Virtual array: 4 elements at spacing $d$. $\mathbf{a}_V(\theta) = [1,\; e^{j\pi\sin\theta},\; e^{j2\pi\sin\theta},\; e^{j3\pi\sin\theta}]^T$.

$G_{pq} = \mathbf{a}_V^H(\theta_p) \mathbf{a}_V(\theta_q) = \sum_{m=0}^{3} e^{j\pi m(\sin\theta_q - \sin\theta_p)} = \frac{\sin(2\pi\Delta_s)}{\sin(\pi\Delta_s/2)}$ where $\Delta_s = \sin\theta_q - \sin\theta_p$.

Compute $|\sin\theta_q - \sin\theta_p|$ for all pairs. $\theta = 0°$ vs. $20°$: $|\Delta_s| = 0.342$. $\theta = 20°$ vs. $40°$: $|\Delta_s| = |0.643 - 0.342| = 0.301$. The pair $(20°, 40°)$ has the smallest $|\Delta_s|$ and hence the highest coherence --- these are the hardest to resolve.

$\Delta R = c \Delta t = 3 \times 10^8 \times 10^{-9} = 0.3$ m.

$\Delta\phi = 2\pi \times 5 \times 10^9 \times 10^{-9} = 10\pi$ rad.
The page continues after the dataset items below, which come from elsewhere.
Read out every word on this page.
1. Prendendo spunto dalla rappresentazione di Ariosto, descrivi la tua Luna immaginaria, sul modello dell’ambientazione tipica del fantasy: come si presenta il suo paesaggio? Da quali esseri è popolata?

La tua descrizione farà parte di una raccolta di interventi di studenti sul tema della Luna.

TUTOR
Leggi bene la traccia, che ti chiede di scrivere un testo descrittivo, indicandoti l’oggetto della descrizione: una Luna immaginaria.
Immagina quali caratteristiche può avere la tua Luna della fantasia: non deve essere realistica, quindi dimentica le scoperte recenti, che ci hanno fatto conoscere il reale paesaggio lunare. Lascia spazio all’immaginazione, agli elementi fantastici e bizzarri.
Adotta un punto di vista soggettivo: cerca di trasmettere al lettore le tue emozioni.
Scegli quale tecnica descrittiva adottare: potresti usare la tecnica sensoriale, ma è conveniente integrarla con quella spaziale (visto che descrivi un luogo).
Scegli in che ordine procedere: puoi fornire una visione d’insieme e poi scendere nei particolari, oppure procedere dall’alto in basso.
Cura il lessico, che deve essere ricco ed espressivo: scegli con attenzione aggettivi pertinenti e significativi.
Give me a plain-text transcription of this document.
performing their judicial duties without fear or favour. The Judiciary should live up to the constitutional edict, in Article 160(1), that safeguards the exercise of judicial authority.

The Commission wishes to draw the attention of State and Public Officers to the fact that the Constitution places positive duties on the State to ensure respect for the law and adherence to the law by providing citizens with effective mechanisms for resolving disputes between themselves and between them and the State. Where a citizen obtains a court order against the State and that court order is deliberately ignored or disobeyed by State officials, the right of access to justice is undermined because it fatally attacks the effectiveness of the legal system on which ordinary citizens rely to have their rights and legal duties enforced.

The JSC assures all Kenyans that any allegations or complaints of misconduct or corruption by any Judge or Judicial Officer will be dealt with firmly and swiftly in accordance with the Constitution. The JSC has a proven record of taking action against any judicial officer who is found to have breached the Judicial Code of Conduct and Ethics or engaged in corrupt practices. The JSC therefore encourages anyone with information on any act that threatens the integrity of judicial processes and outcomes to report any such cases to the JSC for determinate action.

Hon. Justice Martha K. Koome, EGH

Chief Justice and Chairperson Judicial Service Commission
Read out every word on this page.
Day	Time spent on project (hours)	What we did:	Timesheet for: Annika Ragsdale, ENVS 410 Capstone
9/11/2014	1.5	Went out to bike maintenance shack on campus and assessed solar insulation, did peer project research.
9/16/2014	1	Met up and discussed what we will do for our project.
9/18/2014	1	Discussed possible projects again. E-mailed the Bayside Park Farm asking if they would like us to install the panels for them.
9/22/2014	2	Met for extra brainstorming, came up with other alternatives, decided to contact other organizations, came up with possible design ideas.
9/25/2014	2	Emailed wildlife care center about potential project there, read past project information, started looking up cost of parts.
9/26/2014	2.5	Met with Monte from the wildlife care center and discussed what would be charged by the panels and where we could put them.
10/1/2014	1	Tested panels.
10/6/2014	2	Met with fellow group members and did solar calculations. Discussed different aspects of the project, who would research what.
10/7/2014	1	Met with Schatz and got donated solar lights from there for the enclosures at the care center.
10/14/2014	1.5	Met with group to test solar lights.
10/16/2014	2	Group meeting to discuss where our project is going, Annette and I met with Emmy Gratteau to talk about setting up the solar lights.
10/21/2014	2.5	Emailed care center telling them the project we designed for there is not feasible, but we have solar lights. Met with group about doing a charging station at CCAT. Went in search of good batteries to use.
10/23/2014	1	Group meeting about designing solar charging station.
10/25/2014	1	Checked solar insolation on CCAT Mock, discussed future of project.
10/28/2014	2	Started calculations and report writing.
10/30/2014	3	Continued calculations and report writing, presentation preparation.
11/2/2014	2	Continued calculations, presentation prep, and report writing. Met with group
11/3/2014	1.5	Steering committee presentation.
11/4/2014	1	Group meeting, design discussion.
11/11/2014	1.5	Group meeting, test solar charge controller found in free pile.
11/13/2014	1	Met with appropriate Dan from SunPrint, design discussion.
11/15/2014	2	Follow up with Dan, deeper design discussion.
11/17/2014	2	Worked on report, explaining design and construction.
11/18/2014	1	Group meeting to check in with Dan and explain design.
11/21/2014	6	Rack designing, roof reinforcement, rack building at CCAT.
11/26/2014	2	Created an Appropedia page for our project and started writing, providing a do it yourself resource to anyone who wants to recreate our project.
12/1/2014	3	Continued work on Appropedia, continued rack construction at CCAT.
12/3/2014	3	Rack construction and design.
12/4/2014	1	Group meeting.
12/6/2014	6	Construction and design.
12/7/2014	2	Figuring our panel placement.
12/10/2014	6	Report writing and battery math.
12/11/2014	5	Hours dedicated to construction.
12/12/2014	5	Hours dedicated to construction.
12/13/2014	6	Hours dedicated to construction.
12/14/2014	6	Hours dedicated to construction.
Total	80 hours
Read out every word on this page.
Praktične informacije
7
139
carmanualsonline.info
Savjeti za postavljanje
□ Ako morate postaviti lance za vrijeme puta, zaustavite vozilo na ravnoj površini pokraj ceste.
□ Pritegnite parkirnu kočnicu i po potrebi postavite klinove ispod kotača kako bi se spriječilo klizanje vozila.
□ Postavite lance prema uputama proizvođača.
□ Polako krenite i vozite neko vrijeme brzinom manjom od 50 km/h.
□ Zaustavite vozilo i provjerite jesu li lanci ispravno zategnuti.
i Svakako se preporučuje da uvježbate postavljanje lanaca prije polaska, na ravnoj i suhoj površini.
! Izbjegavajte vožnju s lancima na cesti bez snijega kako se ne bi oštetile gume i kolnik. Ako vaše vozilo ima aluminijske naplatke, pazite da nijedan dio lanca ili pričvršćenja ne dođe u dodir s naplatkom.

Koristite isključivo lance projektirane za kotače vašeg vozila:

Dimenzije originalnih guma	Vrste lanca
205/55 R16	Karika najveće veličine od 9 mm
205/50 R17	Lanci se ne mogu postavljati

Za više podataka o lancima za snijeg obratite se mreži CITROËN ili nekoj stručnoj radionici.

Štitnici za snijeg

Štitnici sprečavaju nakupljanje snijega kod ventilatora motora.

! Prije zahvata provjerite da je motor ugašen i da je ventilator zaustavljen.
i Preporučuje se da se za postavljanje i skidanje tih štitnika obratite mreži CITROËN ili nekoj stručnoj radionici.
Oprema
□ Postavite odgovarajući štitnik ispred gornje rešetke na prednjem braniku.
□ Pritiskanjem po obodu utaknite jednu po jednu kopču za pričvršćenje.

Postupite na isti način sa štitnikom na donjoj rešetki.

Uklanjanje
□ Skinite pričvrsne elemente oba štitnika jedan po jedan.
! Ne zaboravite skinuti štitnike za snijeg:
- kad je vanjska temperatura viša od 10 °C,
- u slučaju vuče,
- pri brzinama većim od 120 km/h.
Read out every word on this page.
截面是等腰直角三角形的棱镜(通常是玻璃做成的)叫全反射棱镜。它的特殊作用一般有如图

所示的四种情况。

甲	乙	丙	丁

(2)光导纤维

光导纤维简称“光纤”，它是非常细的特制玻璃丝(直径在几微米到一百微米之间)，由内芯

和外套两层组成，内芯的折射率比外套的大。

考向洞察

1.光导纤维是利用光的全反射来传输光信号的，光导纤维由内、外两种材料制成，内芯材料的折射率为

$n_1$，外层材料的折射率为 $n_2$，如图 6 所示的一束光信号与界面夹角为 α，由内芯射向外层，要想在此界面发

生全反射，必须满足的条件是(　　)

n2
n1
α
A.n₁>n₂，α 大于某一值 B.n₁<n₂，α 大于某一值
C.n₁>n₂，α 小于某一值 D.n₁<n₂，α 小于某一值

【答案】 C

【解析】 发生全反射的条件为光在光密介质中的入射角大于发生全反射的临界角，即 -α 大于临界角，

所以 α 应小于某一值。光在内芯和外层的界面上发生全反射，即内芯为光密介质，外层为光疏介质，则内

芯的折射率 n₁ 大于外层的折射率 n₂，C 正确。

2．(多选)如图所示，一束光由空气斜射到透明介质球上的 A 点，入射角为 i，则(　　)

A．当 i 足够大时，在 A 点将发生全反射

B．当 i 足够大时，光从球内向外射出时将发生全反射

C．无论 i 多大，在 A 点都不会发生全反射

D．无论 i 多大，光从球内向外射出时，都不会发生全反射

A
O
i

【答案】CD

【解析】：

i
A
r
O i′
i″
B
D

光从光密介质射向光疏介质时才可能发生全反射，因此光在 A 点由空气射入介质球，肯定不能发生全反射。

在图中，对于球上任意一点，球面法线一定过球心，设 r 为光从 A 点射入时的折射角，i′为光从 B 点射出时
This is 5 full cycles --- completely destroys phase coherence.

Phase slope across frequency: $\Delta\phi(f) = 2\pi f \Delta t$. Phase change per subcarrier: $2\pi \Delta f \Delta t = 2\pi \times 120 \times 10^3 \times 10^{-9} = 7.54 \times 10^{-4}$ rad $\approx 0.04°$. Across 1000 subcarriers: $0.754$ rad $\approx 43°$. The timing error manifests as a linear phase ramp across subcarriers, which can be estimated and removed.

For a filled virtual ULA, $\kappa \approx 1$ (DFT matrix is unitary). The question reduces to maximising the virtual aperture length $(N_t-1)N_rd + (N_r-1)d$ subject to $N_t + N_r = N$. The aperture is $(N_tN_r - 1)d$, maximised at $N_t = N_r = N/2$ by AM-GM.

Given $N$ element positions $\{p_1, \ldots, p_N\}$, find partition $\mathcal{T} \cup \mathcal{R} = \{1, \ldots, N\}$ minimising $\kappa(\mathbf{A}(\mathcal{T}, \mathcal{R}))$. This is NP-hard in general (related to minimum condition number column subset selection).

Start with all elements as Rx ($\mathcal{R} = \{1, \ldots, N\}$). Iteratively move the element to Tx that most reduces $\kappa$, stopping when $|\mathcal{T}| = N/2$. Complexity: $O(N^2)$ condition number evaluations, each $O(N_v^3)$ for small arrays. Total: $O(N^5)$ --- feasible for $N \leq 100$.

In the distributed case, $\boldsymbol{\kappa}_{ij}(f) = \kappa(f)(\hat{\mathbf{e}}_{\mathrm{tx},i} + \hat{\mathbf{e}}_{\mathrm{rx},j})$ depends on the direction to the target from each antenna. Since the antennas are at arbitrary positions, the resulting k-space samples are non-uniformly distributed --- unlike the co-located case where they lie on a regular grid.

Direct: $O(MQ)$. NUFFT: $O(Q\log Q + M)$. NUFFT is faster when $MQ > Q\log Q + M$, i.e., $M(Q - 1) > Q\log Q$, so $M > Q\log Q / (Q-1) \approx \log Q$. For $Q = 10^4$: $M > 13$. The NUFFT is faster for essentially all practical configurations.

The NUFFT approximation error depends on the oversampling factor $\sigma$ and the kernel width $W$. Typical choices ($\sigma = 2$, $W = 6$) give relative error $< 10^{-6}$, which is negligible compared to measurement noise. However, the adjoint $\mathbf{A}^{H} \mathbf{y}$ must use the same NUFFT approximation to preserve the self-adjoint structure needed for iterative algorithms.